This Australian Native flower will help bring support to those with issues surrounding responsibility.
Give to someone who needs a bit of support to help strengthen resolve to cope with new challenges. They also say, 'you can do this', 'things will improve', 'I'm here to help'.
Today I visited Poppy's Home and Garden at Gateshead, NSW with my lovely friend and neighbour, Wendy. I haven't explored everything around my new home and so it is fantastic to have some insider knowledge from a local! I recommend it highly. No ones knows what will grow best in your area and where to find supplies and new flower and plant fiends (additions!) like your gardening neighbours.
I was thrilled to find a new and beautiful Fairy Fan Flower. This Australian native is becoming popular in gardens and why not? I think it would suit a cottage-style setting beautifully as well as my little 'Fairy Patch'. Here is my new Flower friend in her new home.

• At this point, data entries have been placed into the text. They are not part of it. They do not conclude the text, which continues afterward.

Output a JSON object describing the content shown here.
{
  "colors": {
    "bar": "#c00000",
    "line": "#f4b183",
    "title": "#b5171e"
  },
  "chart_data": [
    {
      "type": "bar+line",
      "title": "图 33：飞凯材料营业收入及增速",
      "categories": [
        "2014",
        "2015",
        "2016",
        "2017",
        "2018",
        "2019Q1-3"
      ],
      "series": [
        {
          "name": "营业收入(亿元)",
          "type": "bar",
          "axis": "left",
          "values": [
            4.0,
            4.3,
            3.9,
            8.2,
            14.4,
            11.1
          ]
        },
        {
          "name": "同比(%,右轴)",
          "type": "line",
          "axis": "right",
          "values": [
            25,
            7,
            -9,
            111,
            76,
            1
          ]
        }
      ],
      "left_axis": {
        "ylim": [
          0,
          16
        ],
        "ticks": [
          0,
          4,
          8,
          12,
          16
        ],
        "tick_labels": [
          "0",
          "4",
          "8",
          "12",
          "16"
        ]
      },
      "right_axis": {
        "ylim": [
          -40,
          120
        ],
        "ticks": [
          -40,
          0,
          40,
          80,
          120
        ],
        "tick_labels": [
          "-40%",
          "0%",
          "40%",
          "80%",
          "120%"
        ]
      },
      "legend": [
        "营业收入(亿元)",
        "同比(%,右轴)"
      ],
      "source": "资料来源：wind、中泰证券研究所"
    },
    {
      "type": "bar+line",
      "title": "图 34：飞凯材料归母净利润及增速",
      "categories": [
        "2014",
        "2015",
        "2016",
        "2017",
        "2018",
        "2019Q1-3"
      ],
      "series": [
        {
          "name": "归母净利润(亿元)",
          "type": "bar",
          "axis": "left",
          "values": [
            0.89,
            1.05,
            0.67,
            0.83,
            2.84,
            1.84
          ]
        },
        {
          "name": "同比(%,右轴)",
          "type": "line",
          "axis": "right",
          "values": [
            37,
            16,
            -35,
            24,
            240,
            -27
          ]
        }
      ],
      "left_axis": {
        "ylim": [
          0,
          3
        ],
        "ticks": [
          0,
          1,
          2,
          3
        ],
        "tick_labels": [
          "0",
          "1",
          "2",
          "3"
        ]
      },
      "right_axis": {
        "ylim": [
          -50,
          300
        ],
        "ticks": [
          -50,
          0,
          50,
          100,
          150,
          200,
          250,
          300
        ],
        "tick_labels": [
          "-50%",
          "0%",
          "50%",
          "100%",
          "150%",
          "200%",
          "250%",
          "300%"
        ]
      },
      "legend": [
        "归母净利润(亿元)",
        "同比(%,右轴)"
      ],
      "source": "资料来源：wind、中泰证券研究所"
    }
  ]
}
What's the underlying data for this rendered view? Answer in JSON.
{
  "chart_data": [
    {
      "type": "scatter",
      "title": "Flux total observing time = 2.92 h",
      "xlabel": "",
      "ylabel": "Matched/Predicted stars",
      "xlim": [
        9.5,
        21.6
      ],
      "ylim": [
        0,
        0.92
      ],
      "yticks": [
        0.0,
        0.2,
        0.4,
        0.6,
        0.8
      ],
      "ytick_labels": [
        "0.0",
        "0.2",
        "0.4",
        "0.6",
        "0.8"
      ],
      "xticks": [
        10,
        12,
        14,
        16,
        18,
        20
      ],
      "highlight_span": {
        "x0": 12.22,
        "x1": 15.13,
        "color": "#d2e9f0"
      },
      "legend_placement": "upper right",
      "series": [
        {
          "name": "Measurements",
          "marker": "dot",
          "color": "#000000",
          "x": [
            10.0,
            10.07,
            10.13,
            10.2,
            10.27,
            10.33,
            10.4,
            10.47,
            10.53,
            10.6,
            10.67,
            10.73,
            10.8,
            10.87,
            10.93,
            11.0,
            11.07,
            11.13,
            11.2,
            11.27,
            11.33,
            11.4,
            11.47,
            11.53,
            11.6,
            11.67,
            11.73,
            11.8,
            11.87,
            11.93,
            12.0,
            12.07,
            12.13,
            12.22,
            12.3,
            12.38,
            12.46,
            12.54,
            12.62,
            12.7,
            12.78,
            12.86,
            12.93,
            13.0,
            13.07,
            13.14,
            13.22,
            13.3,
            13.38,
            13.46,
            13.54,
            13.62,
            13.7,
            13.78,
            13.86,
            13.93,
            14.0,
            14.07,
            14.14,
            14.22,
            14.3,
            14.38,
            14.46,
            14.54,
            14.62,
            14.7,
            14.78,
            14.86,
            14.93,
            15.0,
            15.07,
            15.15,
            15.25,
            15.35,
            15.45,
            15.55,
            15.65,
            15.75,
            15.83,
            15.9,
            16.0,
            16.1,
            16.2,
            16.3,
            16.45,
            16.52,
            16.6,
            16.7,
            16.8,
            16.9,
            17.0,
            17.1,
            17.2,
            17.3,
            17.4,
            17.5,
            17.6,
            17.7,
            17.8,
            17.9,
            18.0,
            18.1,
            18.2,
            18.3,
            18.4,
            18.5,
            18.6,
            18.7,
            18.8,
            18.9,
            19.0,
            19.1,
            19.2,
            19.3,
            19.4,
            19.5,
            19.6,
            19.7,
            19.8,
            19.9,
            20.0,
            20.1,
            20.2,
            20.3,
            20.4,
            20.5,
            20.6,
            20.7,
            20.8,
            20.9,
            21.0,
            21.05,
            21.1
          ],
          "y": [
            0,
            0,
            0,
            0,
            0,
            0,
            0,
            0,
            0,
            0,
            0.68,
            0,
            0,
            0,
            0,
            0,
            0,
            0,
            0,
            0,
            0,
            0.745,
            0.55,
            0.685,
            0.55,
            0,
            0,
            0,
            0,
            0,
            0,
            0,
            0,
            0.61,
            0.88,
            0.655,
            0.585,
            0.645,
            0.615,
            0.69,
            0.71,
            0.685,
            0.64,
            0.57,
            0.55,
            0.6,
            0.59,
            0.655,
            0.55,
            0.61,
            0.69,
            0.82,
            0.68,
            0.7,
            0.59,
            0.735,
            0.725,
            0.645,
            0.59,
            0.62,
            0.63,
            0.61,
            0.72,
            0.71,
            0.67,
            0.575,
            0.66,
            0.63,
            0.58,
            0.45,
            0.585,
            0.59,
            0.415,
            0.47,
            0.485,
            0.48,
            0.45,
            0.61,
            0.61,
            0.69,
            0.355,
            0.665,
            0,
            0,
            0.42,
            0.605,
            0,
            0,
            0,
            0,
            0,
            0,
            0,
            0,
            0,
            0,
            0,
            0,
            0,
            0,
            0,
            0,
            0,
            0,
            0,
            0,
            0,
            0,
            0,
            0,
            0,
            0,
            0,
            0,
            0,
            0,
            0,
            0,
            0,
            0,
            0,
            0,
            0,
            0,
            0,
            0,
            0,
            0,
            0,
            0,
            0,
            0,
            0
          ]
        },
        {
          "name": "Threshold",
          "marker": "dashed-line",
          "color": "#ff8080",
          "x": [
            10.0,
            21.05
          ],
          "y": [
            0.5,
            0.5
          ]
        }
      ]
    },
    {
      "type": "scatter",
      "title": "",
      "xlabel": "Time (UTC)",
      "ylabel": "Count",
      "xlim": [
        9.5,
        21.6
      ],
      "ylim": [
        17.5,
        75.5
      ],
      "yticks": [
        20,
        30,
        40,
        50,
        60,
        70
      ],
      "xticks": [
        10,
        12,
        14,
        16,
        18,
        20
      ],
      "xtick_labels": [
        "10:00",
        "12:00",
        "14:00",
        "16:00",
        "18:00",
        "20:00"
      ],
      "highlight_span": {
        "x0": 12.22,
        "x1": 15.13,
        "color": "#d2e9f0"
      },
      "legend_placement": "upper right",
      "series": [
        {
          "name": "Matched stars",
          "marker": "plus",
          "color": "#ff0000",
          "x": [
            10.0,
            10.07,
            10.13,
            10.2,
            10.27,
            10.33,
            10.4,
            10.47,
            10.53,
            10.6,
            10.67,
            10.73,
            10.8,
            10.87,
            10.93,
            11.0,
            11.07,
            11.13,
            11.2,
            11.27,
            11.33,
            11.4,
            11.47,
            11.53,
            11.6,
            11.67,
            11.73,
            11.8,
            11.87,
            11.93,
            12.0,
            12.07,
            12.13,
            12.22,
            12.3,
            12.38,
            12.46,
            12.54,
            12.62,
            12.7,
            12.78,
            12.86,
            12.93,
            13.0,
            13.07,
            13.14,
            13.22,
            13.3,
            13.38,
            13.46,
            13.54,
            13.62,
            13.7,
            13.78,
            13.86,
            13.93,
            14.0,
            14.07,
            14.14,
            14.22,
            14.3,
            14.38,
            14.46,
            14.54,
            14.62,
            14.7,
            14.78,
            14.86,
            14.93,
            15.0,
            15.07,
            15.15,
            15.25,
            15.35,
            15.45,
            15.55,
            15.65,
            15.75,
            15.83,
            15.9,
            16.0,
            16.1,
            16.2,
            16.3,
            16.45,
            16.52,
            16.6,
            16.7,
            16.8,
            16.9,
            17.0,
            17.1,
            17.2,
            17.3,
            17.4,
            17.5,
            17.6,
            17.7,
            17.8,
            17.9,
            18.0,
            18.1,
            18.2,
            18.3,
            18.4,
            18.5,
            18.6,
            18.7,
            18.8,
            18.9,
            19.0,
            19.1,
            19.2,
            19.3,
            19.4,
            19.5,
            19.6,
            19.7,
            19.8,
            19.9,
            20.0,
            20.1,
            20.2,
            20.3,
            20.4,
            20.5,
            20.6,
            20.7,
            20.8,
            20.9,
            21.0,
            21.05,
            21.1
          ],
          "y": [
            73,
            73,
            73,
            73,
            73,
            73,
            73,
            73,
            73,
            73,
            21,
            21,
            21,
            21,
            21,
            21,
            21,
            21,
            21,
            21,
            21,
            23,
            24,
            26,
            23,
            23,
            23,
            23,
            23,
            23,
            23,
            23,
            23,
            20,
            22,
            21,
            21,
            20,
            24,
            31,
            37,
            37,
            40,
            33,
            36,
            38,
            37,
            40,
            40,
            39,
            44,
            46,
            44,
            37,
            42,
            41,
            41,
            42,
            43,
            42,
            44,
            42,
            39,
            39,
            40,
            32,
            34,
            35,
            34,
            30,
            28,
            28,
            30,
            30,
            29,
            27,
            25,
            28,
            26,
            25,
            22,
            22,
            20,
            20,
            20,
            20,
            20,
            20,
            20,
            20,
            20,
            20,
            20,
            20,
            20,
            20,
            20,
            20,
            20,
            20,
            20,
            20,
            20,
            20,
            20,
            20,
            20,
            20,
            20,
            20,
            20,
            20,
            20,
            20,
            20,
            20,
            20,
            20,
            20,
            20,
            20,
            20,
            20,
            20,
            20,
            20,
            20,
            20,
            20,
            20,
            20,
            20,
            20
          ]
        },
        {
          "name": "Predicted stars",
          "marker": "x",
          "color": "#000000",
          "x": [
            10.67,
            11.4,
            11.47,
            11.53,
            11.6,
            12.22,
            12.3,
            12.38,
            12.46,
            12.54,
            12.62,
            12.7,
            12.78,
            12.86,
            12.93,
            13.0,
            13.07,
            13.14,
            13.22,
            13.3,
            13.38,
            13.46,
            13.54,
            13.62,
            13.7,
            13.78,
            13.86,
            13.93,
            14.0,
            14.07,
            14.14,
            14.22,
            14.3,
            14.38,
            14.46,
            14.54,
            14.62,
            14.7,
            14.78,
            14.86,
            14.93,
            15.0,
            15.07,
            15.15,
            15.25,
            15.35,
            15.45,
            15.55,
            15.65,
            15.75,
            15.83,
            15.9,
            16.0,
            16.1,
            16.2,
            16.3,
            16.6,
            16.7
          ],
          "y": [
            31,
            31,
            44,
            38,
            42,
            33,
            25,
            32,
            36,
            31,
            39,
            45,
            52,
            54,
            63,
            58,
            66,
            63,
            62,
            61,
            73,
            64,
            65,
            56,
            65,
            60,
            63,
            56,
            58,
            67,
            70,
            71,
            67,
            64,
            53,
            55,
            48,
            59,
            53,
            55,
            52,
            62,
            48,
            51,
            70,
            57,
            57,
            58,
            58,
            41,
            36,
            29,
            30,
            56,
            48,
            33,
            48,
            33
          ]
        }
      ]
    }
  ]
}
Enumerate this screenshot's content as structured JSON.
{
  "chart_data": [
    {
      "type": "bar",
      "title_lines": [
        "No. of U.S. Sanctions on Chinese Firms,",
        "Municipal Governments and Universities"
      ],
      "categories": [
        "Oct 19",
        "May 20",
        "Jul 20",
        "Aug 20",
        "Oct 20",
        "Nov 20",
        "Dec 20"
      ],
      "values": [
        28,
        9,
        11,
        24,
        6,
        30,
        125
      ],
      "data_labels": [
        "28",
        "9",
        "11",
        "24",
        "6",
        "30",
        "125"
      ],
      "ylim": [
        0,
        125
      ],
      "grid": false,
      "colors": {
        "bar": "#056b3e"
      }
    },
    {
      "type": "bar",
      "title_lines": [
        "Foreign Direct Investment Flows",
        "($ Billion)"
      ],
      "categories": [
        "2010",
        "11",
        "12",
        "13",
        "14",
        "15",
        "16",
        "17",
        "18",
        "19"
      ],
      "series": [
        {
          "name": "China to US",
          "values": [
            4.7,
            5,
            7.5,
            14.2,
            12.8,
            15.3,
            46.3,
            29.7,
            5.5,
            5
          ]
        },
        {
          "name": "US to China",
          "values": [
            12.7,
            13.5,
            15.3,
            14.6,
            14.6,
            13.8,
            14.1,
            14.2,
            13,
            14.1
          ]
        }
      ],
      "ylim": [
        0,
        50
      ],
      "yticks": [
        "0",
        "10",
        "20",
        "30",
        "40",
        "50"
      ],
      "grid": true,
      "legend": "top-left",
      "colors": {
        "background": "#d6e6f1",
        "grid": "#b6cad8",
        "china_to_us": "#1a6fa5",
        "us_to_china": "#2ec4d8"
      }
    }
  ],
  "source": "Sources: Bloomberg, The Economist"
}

Native to coastal pockets on New South Wales and inland and coastal Victoria and South Australia. The tiny flowers have 5 lobes that spread out on only one side of the flower as its name ‘Scaevola’ (meaning left-handed) suggests. ‘Aemula’ means emulating.
The Language of Flowers Oracle
Improvements in relationships are indicated. Fairy Fan Flowers asks you to take responsibility for your actions. A time for re-evaluation of goals as new responsibilities may be on the horizon for you. Be wary of unhealthy competition.
My new lovely, all happy in my Magickal Garden this morning
Useful in spells and magickal work to move energies into balance in relationships and partnerships that feature one person doing more than their fair. Will assist self-confidence, legal matters, goal setting and changing and stress management.
from 'The Australian Wildflower Reading Cards',
written & illustrated in block print by Cheralyn Darcey, published by Rockpool Publishing
I absolutely adore this plant. I have it in my garden and have grown it very successfully in pots over the years as well. It flowers mostly in late winter, spring and autumn. The flowers are pale blue to mauve, often displaying a yellow throat. Very hardy, they can be grown in pots as well but love an occasional feed through summer with a native specific fertilizer, very well-draining soil and does best in a sunny spot but will tolerate semi-shade.